2) Une deuxième commission de l’AG est chargée de rédiger une proposition de motion adressée aux directions syndicales exigeant l’unité du combat contre la destruction de l’enseignement, de la maternelle à l’université, sur la base de mots d’ordre clairs : "retraît définitif de la réforme des lycées !" et "boycott de la commission Descoings !", "rétablissement de tous les postes supprimés !", "retrait de la réforme des concours !". La mobilisation contre l’attaque de l’école doit être unitaire, de la maternelle à l’université !

3) Une troisième commission est chargée de rédiger une synthèse explicative de la situation dans les lycées professionnels, et de l’impact des réformes en cours (Bac Pro, BEP) sur les conditions d’enseignement.

3) Il a été envisagé d’organiser une AG inter-établissements après la manifestation du jeudi 19 mars prochain, à la Bourse du Travail, pour envisager avec tous les acteurs du monde de l’éducation les suites communes du mouvement.

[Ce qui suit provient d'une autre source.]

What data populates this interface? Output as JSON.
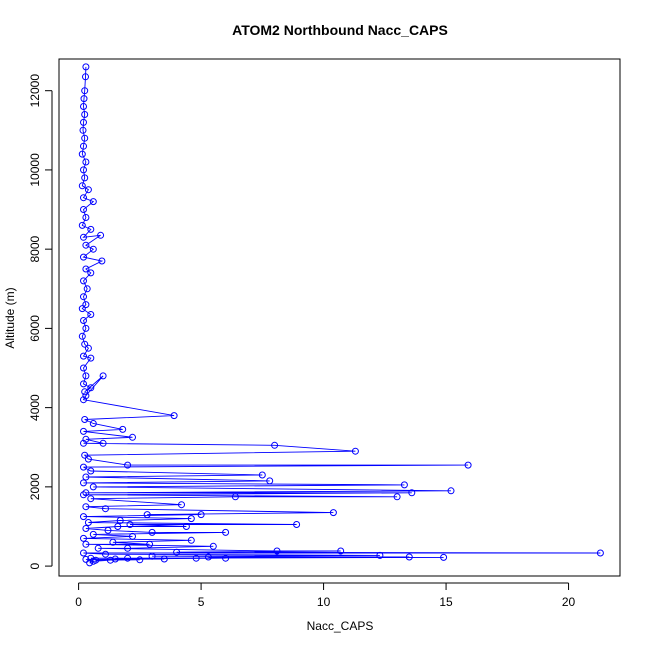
{
  "chart_data": {
    "type": "line",
    "title": "ATOM2 Northbound Nacc_CAPS",
    "xlabel": "Nacc_CAPS",
    "ylabel": "Altitude (m)",
    "xlim": [
      -0.8,
      22.1
    ],
    "ylim": [
      -250,
      12800
    ],
    "xticks": [
      0,
      5,
      10,
      15,
      20
    ],
    "yticks": [
      0,
      2000,
      4000,
      6000,
      8000,
      10000,
      12000
    ],
    "grid": false,
    "legend": "none",
    "color": "#0000ff",
    "series": [
      {
        "marker": "open-circle",
        "points": [
          [
            0.3,
            12600
          ],
          [
            0.28,
            12350
          ],
          [
            0.25,
            12000
          ],
          [
            0.22,
            11800
          ],
          [
            0.2,
            11600
          ],
          [
            0.25,
            11400
          ],
          [
            0.2,
            11200
          ],
          [
            0.18,
            11000
          ],
          [
            0.25,
            10800
          ],
          [
            0.2,
            10600
          ],
          [
            0.15,
            10400
          ],
          [
            0.3,
            10200
          ],
          [
            0.2,
            10000
          ],
          [
            0.25,
            9800
          ],
          [
            0.15,
            9600
          ],
          [
            0.4,
            9500
          ],
          [
            0.2,
            9300
          ],
          [
            0.6,
            9200
          ],
          [
            0.2,
            9000
          ],
          [
            0.3,
            8800
          ],
          [
            0.15,
            8600
          ],
          [
            0.5,
            8500
          ],
          [
            0.2,
            8300
          ],
          [
            0.9,
            8350
          ],
          [
            0.3,
            8100
          ],
          [
            0.6,
            8000
          ],
          [
            0.2,
            7800
          ],
          [
            0.95,
            7700
          ],
          [
            0.3,
            7500
          ],
          [
            0.5,
            7400
          ],
          [
            0.2,
            7200
          ],
          [
            0.35,
            7000
          ],
          [
            0.2,
            6800
          ],
          [
            0.3,
            6600
          ],
          [
            0.15,
            6500
          ],
          [
            0.5,
            6350
          ],
          [
            0.2,
            6200
          ],
          [
            0.3,
            6000
          ],
          [
            0.15,
            5800
          ],
          [
            0.25,
            5600
          ],
          [
            0.4,
            5500
          ],
          [
            0.2,
            5300
          ],
          [
            0.5,
            5250
          ],
          [
            0.2,
            5000
          ],
          [
            0.3,
            4800
          ],
          [
            0.2,
            4600
          ],
          [
            0.5,
            4500
          ],
          [
            0.25,
            4400
          ],
          [
            1.0,
            4800
          ],
          [
            0.3,
            4300
          ],
          [
            0.2,
            4200
          ],
          [
            3.9,
            3800
          ],
          [
            0.25,
            3700
          ],
          [
            0.6,
            3600
          ],
          [
            1.8,
            3450
          ],
          [
            0.2,
            3400
          ],
          [
            2.2,
            3250
          ],
          [
            0.3,
            3200
          ],
          [
            1.0,
            3100
          ],
          [
            0.2,
            3100
          ],
          [
            8.0,
            3050
          ],
          [
            11.3,
            2900
          ],
          [
            0.25,
            2800
          ],
          [
            0.4,
            2700
          ],
          [
            2.0,
            2550
          ],
          [
            15.9,
            2550
          ],
          [
            0.2,
            2500
          ],
          [
            0.5,
            2400
          ],
          [
            7.5,
            2300
          ],
          [
            0.3,
            2250
          ],
          [
            7.8,
            2150
          ],
          [
            0.2,
            2100
          ],
          [
            13.3,
            2050
          ],
          [
            0.6,
            2000
          ],
          [
            15.2,
            1900
          ],
          [
            0.3,
            1850
          ],
          [
            13.6,
            1850
          ],
          [
            0.2,
            1800
          ],
          [
            13.0,
            1750
          ],
          [
            6.4,
            1750
          ],
          [
            0.5,
            1700
          ],
          [
            4.2,
            1550
          ],
          [
            0.3,
            1500
          ],
          [
            1.1,
            1450
          ],
          [
            10.4,
            1350
          ],
          [
            2.8,
            1300
          ],
          [
            5.0,
            1300
          ],
          [
            0.2,
            1250
          ],
          [
            4.6,
            1200
          ],
          [
            1.7,
            1150
          ],
          [
            0.4,
            1100
          ],
          [
            8.9,
            1050
          ],
          [
            2.1,
            1050
          ],
          [
            4.4,
            1000
          ],
          [
            1.6,
            1000
          ],
          [
            0.3,
            950
          ],
          [
            1.2,
            900
          ],
          [
            3.0,
            850
          ],
          [
            6.0,
            850
          ],
          [
            0.6,
            800
          ],
          [
            2.2,
            750
          ],
          [
            0.2,
            700
          ],
          [
            4.6,
            650
          ],
          [
            1.4,
            600
          ],
          [
            2.9,
            550
          ],
          [
            0.3,
            550
          ],
          [
            5.5,
            500
          ],
          [
            2.0,
            450
          ],
          [
            0.8,
            450
          ],
          [
            8.1,
            380
          ],
          [
            10.7,
            380
          ],
          [
            4.0,
            350
          ],
          [
            21.3,
            330
          ],
          [
            0.2,
            330
          ],
          [
            1.1,
            300
          ],
          [
            12.3,
            270
          ],
          [
            3.0,
            250
          ],
          [
            13.5,
            230
          ],
          [
            5.3,
            230
          ],
          [
            14.9,
            220
          ],
          [
            2.0,
            200
          ],
          [
            4.8,
            200
          ],
          [
            0.5,
            200
          ],
          [
            6.0,
            200
          ],
          [
            1.5,
            180
          ],
          [
            3.5,
            180
          ],
          [
            0.3,
            170
          ],
          [
            2.5,
            160
          ],
          [
            0.7,
            150
          ],
          [
            1.3,
            150
          ],
          [
            0.6,
            120
          ],
          [
            0.45,
            80
          ]
        ]
      }
    ]
  }
}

Les enseignants du primaire, du secondaire et du supérieur, syndiqués ou non syndiqués, les élèves, les étudiants, les parents d’élèves, mais aussi tous les syndicats de l’éducation y seront invités. Une quatrième commission de l’AG est chargée en ce sens de rédiger une proposition de tract (qui sera discuté sur cette liste) à distribuer pendant la manifestation du 19 mars pour appeler à cette AG.